Cheer up Pakistan as analysts see a weakened dollar ahead
Last updated on: 05 October,2023 02:55 pm
The greenback hit an 11-month high this week
BENGALURU/LAHORE (Web Desk/Reuters) – With the rupee in Pakistan making the lost ground in recent weeks, there is a possibility of some good news with long-term consequences, as a latest Reuters poll says foreign exchange strategists are sticking with their forecasts for a weaker dollar despite having been wrong-footed for years in predicting a downturn in the greenback.
The Pakistan rupee has made substantial gains after hitting new record-low exchange rates in both interbank and open market trading last month.
However, the positive changes being witnessed in Pakistan are more due to the crackdown on market manipulators – not because of the economic growth – who had caused the historic and persistent rupee depreciation by resorting to hoarding and smuggling dollar.
Now, the question is whether Pakistan would be able to sustain this rupee appreciation and how the possible weaker dollar in global currency markets is going to affect the country.
According to Reuters, the dollar hit an 11-month high this week and is up nearly 3.5 per cent this year against a basket of currencies as expectations that US interest rates will stay higher for longer take hold.
Much of the greenback's strength has been driven by Treasury yields, which have soared to 16-year highs, based on the resilience of the US economy in the face of the Federal Reserve's interest rate rises since March 2022.
That outlook remains at odds with the consensus view in Reuters foreign exchange polls, including the latest Oct 2-4 survey of 80 FX strategists, which showed forecasters still expect the dollar to weaken against most major currencies.
Adam Cole, the chief currency strategist at RBC, says he is biased toward a stronger dollar but admits the prevailing foreign exchange view in markets remains a tough nut to crack.
"If you look at consensus forecasts, the consensus has been dollar negative for five years now and it hasn't worked," Cole said. "I don't think the timing is right for that call yet."
Net US dollar positioning by traders was long for the second week in a row, according to the latest Commodity Futures Trading Commission data.
Despite a base case that showed the dollar weakening over the 12-month polling horizon, analysts who answered additional questions in previous polls have repeatedly said their bias was for the greenback to strengthen in the near-term period.
EURO'S UPSIDE LIMITED
The dollar has dominated nearly all major currencies this year, demonstrating particular strength against the currencies of countries whose central banks didn't hike rates or failed to keep up with the Fed's monetary tightening.
One notable outlier among major central banks is the Bank of Japan, which has made the yen one of the worst-performing major currencies this year, down over 13pc.

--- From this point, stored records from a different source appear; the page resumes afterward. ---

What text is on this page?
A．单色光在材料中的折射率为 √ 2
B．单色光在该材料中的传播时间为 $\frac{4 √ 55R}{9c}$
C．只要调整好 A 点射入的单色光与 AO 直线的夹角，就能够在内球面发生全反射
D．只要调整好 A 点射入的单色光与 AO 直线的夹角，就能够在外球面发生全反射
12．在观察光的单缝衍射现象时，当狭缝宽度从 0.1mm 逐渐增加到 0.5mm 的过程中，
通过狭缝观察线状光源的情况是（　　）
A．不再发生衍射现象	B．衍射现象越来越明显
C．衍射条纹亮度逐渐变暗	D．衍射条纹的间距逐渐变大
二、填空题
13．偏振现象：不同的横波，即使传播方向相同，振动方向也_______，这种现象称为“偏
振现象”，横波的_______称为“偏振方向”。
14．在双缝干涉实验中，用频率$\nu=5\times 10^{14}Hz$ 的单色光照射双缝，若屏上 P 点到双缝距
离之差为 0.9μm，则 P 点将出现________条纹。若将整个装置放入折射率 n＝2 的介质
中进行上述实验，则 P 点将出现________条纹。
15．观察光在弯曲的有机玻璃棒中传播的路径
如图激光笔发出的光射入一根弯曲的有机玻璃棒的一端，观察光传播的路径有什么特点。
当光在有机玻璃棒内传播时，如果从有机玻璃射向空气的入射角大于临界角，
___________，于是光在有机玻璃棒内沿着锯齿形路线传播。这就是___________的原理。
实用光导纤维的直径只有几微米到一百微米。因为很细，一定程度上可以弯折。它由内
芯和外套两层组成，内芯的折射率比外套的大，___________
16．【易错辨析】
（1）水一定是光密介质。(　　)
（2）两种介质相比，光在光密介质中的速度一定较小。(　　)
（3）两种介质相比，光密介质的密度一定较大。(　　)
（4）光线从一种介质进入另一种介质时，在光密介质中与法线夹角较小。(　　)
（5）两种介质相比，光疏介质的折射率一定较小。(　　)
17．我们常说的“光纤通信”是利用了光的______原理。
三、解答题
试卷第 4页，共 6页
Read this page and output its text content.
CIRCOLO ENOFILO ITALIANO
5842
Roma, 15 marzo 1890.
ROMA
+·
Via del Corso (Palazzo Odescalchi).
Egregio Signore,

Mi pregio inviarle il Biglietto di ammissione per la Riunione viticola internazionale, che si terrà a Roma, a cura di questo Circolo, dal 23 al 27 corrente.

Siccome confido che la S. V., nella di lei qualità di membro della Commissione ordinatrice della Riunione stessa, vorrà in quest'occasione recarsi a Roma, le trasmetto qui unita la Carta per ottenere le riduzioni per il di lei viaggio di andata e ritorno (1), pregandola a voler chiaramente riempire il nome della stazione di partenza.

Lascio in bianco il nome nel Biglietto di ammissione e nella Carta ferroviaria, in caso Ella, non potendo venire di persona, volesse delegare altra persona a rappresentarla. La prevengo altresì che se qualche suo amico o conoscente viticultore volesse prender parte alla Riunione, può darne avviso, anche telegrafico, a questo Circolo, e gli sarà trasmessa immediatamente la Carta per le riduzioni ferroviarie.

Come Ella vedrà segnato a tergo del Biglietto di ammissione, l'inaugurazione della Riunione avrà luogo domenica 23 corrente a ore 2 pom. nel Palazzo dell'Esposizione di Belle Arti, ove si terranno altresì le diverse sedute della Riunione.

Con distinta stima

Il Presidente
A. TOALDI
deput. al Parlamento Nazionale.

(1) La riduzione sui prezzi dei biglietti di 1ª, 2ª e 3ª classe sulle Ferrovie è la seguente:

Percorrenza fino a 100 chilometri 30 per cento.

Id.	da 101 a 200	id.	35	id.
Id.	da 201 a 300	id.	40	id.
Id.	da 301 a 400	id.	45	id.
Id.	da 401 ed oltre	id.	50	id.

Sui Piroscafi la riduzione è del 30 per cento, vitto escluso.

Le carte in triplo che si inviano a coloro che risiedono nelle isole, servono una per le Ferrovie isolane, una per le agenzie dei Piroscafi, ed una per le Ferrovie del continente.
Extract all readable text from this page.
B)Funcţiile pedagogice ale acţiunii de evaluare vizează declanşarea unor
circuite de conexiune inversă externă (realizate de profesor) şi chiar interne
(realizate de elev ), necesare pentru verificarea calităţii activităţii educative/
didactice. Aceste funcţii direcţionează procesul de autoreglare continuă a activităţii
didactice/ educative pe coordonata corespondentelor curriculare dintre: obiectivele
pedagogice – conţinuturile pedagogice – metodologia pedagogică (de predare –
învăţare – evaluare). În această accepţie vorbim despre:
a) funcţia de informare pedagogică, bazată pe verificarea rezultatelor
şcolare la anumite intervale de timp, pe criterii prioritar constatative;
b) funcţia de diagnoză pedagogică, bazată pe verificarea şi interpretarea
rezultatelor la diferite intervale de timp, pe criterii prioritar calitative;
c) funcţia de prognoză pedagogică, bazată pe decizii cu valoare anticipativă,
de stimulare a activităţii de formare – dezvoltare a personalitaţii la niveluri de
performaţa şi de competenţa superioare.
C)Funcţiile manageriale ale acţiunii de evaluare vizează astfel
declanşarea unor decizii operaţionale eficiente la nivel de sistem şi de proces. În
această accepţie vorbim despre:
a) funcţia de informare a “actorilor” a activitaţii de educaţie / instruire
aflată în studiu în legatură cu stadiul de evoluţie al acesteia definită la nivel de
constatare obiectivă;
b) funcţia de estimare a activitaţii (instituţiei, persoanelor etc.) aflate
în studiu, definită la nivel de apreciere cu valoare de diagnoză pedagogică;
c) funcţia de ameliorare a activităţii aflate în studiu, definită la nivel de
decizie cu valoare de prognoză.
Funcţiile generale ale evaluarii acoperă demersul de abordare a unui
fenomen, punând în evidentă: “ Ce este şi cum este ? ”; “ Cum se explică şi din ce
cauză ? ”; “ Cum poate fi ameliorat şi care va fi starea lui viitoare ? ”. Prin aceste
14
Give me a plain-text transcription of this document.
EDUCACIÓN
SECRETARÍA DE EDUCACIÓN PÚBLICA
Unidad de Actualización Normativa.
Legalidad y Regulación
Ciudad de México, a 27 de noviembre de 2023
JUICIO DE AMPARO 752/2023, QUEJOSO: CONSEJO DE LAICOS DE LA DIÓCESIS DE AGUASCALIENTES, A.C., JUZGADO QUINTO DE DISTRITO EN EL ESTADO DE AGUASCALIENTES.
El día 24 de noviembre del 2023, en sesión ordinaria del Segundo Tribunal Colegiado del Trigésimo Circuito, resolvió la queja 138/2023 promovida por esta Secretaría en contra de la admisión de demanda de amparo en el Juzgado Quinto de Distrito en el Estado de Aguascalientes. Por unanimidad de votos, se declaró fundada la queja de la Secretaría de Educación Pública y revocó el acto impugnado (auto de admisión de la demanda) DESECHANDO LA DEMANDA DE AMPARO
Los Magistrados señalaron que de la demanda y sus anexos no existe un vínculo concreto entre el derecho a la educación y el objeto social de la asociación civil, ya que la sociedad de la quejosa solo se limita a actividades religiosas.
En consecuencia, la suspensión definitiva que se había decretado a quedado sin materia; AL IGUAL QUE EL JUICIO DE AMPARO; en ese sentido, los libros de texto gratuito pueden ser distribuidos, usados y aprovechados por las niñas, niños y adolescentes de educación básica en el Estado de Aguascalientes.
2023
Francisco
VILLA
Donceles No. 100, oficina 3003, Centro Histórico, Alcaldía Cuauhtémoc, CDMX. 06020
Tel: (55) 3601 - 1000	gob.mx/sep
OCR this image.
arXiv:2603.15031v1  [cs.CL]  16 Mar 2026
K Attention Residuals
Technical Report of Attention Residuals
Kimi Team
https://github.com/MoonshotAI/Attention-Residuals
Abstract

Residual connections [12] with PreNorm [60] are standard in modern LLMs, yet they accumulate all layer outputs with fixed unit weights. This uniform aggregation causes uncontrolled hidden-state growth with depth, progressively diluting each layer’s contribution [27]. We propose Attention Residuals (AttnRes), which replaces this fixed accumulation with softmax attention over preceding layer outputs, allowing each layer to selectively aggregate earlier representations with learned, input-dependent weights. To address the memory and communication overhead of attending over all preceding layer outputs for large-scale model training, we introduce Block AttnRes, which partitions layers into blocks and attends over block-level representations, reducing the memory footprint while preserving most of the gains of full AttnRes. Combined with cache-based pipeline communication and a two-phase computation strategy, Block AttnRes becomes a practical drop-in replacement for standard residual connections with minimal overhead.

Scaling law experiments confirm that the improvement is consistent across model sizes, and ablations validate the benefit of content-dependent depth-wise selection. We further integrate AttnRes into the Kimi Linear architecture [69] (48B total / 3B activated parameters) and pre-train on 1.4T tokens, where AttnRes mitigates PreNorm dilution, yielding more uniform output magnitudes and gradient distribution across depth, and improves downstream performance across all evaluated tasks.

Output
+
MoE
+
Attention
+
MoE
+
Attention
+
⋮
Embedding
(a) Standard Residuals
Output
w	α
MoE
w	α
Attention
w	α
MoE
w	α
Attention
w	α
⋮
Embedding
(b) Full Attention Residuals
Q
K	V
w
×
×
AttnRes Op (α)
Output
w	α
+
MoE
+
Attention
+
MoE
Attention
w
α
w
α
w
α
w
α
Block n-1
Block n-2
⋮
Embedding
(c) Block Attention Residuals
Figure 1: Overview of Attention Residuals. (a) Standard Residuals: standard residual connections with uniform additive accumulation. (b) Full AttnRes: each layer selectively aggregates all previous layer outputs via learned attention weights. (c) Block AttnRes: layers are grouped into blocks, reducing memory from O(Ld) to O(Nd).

Trading below 150 per dollar on Tuesday, it was expected to recoup more than 10pc in a year to trade at 135 per dollar.
"If they (BOJ) keep on threatening and they don't do it, finally, the market's going to say you're not going to intervene and dollar/yen moves higher, so it's a bit of a poker game," said Jane Foley, head of FX strategy at Rabobank.
"The longer they can get away with verbal intervention the better. As far as they're concerned they keep their powder dry." Losses among most major emerging market currencies polled by Reuters ranged between around 2pc to as much as 32pc, and they were not expected to recoup those losses over the coming year.
At roughly $1.05, the euro was faring better than the yen and emerging market currencies. But it is down 2pc on the year, far behind where most expected it to be in a January poll, when the consensus view was for about a 4pc rise against the dollar by the end of this year.
While the euro was forecast to claw back all of those losses and gain around 6pc in the next 12 months, the currency's upside will be limited by a weak euro zone economy and expectations the European Central Bank is done hiking rates.
Among 20 analysts who answered a separate question on how low the euro will go this month, the median view was $1.04, with only one respondent saying the currency would touch parity. But no forecaster had a parity call anywhere in their point predictions.
"We talked about putting parity on the forecast table and in the end we didn't, only because when you start putting parity on the forecast table, it just creates a little bit too much attention. So we went for $1.02," Rabobank's Foley said.
"I think if the euro is down at $1.03, $1.04, quite obviously people will be talking about the risks of parity, it will become a lot closer and I will not rule it out for early next year."